Samsung Galaxy Nexus MTP

The Samsung Galaxy Nexus is a great piece of hardware and software but when it comes to accessing the contents of the device there seems to be some problems especially if you don’t use Windows bases operating systems. Since the Galaxy Nexus uses Media Transfer Protocol or MTP for short, works alot different from UMS or Universal Mass Storage that Android devices commonly use besides the Nexus S variants. What does this mean to the end user? Well you can copy files without having to mount and dismount the device which is probably all it’s good for but with UMS it gave the end user an actual device block to access which means that most operating system’s out of the box did not need to install anything else to access the information.

Shannon Vanwagner has an awesome post on his blog with step by step directions on how to access the Galaxy Nexus on Ubuntu-11.10, the most important part of his post besides what commands to use and what packages you will need is that someone from Google named Paul Eubanks told Shannon after his complaint on accessing his Galaxy Nexus on Google+, Paul told Shannon to update libmtp. After everything was said and done Shannon got everything working.

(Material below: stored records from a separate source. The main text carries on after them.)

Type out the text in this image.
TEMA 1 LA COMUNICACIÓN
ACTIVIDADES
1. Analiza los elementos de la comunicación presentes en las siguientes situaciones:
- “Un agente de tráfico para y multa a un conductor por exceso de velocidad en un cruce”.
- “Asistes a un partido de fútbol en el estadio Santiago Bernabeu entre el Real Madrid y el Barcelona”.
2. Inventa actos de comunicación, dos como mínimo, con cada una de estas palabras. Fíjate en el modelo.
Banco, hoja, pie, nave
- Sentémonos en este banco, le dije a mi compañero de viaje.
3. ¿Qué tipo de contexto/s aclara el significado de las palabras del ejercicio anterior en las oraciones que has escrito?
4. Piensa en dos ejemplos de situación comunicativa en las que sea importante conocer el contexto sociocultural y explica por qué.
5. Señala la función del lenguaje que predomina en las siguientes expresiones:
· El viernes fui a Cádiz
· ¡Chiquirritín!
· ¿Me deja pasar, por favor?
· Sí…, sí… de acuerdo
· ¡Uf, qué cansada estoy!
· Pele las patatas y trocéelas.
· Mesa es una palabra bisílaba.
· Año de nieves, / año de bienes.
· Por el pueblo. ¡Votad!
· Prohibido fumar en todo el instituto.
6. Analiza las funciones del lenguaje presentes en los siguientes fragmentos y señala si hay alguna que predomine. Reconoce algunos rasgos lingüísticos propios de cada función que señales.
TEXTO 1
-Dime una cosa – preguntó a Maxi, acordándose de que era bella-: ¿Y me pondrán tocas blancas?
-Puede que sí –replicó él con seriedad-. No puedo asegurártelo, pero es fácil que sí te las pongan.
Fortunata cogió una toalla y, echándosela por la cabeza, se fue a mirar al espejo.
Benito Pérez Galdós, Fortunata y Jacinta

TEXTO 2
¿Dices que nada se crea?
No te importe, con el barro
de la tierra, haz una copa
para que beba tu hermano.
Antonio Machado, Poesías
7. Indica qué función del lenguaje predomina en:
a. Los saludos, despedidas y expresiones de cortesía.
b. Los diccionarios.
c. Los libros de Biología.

I had permission errors even thou the user that mounted the device had rw support according to mount, so if you’re running Gentoo and own a Galaxy Nexus and have random permissions denied errors when trying to write a folder to the G-Nexus is to:

  • Make sure libmtp is up to at least verison 1.1.1
  • If you’re running libmtp-1.1.1 already, emerge sync and re-emerge libmtp

After I re-emerged libmtp-1.1.1 I was able to create directories inside other directories, granted there are still some hiccups but since Microsoft created this protcol I’m not really surprised and with time I’m sure libmtp will be fine.